Ohye Richard G, Maniker Robert B, Graves Holly L, Devaney Eric J, Bove Edward L
Division of Pediatric Cardiovascular Surgery, University of Michigan Medical School, Ann Arbor, Mich, USA.
J Thorac Cardiovasc Surg. 2004 Sep;128(3):480-6. doi: 10.1016/j.jtcvs.2004.04.023.
Mediastinitis affects approximately 1% of children undergoing median sternotomy. Conventional therapy involves debridement followed by open wound care with delayed closure, days to weeks of closed suction or antimicrobial irrigation, and vacuum-assisted closure or muscle flap closure. We hypothesized that primary closure without prolonged suction or irrigation is an effective, less traumatic treatment for mediastinitis in children.
From January 1986 to July 2002, 6705 procedures involving median sternotomy were performed at the C. S. Mott Children's Hospital, resulting in 57 cases of mediastinitis (0.85%). Cases were divided into 2 groups, with 42 cases treated with primary closure and 15 cases treated with delayed or muscle flap closure. The 42 cases of primary closure comprised the primary study group of this institutional review board-approved, retrospective analysis. Patient demographics, surgical variables, mediastinitis-related parameters, and outcomes were evaluated.

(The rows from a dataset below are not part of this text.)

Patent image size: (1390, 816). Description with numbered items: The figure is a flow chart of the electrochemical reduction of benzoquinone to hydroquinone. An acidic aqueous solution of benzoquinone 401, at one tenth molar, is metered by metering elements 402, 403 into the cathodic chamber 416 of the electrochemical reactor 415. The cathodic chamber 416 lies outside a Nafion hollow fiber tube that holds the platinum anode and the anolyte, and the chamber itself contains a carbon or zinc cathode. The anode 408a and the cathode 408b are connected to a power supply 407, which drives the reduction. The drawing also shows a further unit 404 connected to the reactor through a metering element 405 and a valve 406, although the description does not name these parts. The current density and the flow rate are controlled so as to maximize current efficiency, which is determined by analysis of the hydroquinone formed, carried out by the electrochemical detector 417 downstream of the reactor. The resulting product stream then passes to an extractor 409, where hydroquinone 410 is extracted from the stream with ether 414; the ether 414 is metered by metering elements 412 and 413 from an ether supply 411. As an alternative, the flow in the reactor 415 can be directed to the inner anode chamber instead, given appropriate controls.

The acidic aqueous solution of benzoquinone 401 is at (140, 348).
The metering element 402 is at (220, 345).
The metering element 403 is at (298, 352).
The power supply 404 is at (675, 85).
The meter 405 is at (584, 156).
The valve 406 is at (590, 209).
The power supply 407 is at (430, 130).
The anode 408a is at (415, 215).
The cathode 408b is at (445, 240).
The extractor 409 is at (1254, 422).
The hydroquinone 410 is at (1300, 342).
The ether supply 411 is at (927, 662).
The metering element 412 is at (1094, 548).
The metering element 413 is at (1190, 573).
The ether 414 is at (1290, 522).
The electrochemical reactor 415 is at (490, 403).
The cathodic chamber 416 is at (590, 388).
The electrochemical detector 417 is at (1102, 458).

One patient had recurrent mediastinitis for an overall infection eradication rate of 97% (40/41). Three patients (7%) required re-exploration for suspected ongoing infection. Of these re-explorations, 1 patient had evidence of continued mediastinitis. The remaining 2 patients with sepsis of unclear cause had no clinical or culture evidence of recurrent infection. One of these patients ultimately died of sepsis without active mediastinitis for a hospital survival of 97% (41/42). No significant differences could be detected between the treatment successes and failures in this small cohort of patients.
Simple primary closure is an effective means to treat selected cases of postoperative mediastinitis in children. The results compare favorably with other more lengthy or debilitating treatments.

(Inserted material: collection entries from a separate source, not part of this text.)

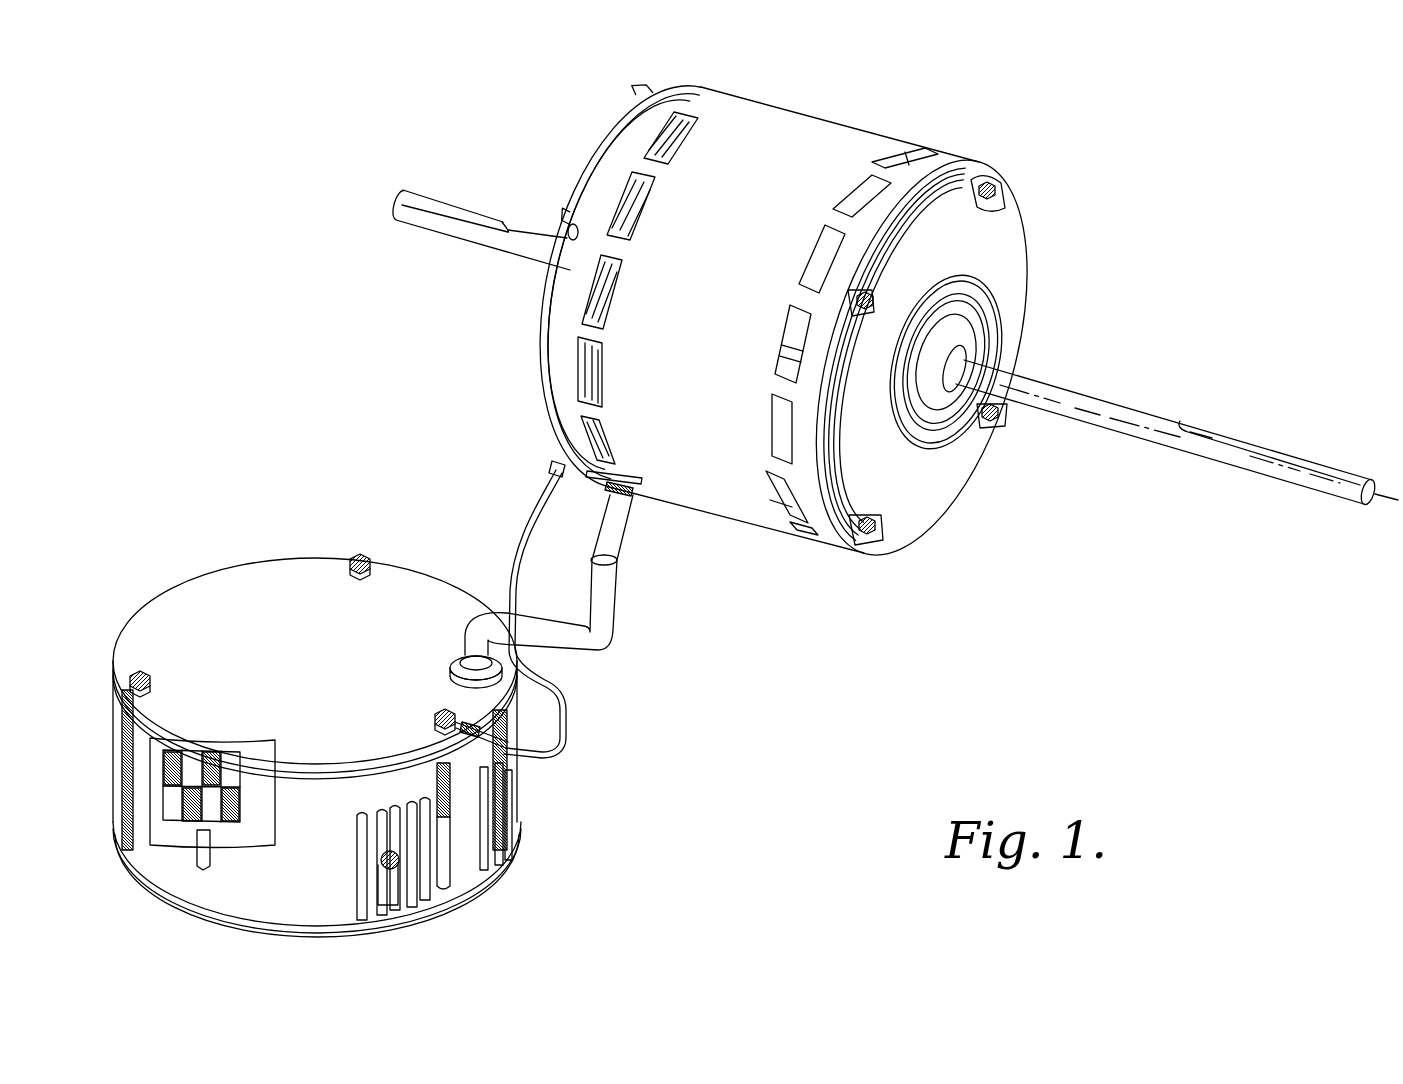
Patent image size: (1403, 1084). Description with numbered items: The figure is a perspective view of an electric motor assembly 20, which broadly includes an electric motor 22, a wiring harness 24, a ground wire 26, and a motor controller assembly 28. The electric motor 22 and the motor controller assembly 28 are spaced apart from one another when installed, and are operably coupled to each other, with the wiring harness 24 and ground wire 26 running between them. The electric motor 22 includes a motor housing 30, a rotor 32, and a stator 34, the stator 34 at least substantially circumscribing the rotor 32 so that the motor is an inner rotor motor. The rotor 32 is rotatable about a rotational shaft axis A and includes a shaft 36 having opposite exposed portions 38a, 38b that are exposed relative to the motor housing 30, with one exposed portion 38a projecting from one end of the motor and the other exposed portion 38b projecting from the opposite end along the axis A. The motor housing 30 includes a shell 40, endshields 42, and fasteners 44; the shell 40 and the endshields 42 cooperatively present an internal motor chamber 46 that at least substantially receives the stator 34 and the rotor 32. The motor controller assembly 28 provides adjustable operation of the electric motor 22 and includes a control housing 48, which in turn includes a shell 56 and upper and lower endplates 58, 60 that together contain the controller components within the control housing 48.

The electric motor assembly 20 is at (1216, 246).
The electric motor 22 is at (805, 135).
The wiring harness 24 is at (605, 600).
The ground wire 26 is at (530, 520).
The motor controller assembly 28 is at (197, 597).
The motor housing 30 is at (820, 518).
The rotor 32 is at (1080, 385).
The stator 34 is at (867, 193).
The shaft 36 is at (528, 240).
The exposed portion 38a is at (410, 220).
The exposed portion 38b is at (1300, 448).
The shell 40 is at (728, 110).
The endshields 42 is at (612, 135).
The fasteners 44 is at (1000, 195).
The internal motor chamber 46 is at (672, 140).
The control housing 48 is at (490, 830).
The shell 56 is at (240, 890).
The upper endplate 58 is at (302, 562).
The lower endplate 60 is at (375, 923).
The rotational shaft axis A is at (1210, 445).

纵隔炎影响约1%接受正中胸骨切开术的儿童。传统治疗包括清创,随后进行开放伤口护理并延迟缝合、持续数天至数周的闭式吸引或抗菌冲洗,以及负压封闭引流或肌瓣覆盖。我们推测,不进行长时间吸引或冲洗的一期缝合是治疗儿童纵隔炎的一种有效且创伤较小的方法。

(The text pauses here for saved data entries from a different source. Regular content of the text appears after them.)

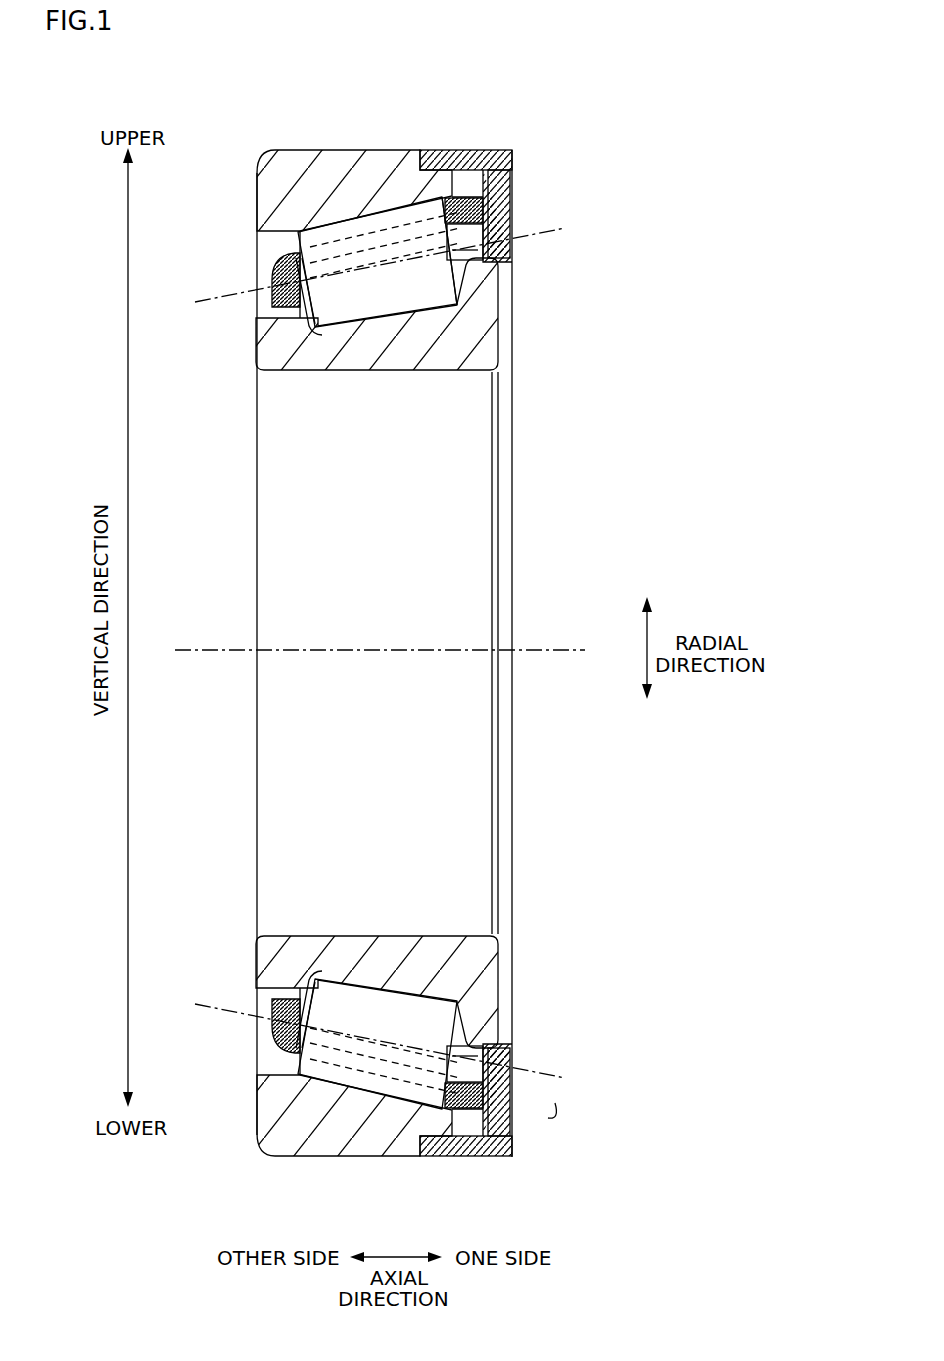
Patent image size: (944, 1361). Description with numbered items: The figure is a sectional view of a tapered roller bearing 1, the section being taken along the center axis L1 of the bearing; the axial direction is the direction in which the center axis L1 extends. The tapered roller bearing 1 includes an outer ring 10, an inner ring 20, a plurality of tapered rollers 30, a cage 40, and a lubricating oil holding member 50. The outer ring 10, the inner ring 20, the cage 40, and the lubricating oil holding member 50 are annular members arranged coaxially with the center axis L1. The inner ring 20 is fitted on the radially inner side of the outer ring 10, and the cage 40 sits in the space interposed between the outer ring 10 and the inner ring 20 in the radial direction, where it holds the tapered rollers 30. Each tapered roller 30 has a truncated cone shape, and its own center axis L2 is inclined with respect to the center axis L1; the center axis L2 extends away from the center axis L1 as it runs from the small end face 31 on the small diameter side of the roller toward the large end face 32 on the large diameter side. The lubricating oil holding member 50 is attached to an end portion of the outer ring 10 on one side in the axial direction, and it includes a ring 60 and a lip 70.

The tapered roller bearing 1 is at (627, 150).
The outer ring 10 is at (283, 170).
The inner ring 20 is at (498, 327).
The tapered roller 30 is at (389, 288).
The small end face 31 is at (302, 308).
The large end face 32 is at (483, 259).
The cage 40 is at (272, 258).
The lubricating oil holding member 50 is at (475, 651).
The ring 60 is at (450, 150).
The lip 70 is at (513, 194).
The center axis L1 is at (560, 652).
The center axis of tapered roller L2 is at (213, 300).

1986年1月至2002年7月,C.S.莫特儿童医院共进行了6705例正中胸骨切开术,其中57例发生纵隔炎(0.85%)。病例分为两组,42例行一期缝合,15例行延迟缝合或肌瓣覆盖。42例行一期缝合的病例构成了本机构审查委员会批准的回顾性分析的主要研究组。评估了患者的人口统计学特征、手术变量、纵隔炎相关参数和结局。
1例患者纵隔炎复发,总体感染清除率为97%(40/41)。3例患者(7%)因怀疑存在持续感染而需要再次手术探查。在这些再次手术探查中,1例患者有持续纵隔炎的证据。其余2例病因不明的脓毒症患者没有复发性感染的临床或培养证据。其中1例患者最终死于脓毒症,无活动性纵隔炎,住院生存率为97%(41/42)。在这一小群患者中,治疗成功与失败之间未发现显著差异。
简单的一期缝合是治疗部分儿童术后纵隔炎病例的有效方法。其结果优于其他更冗长或更使人虚弱的治疗方法。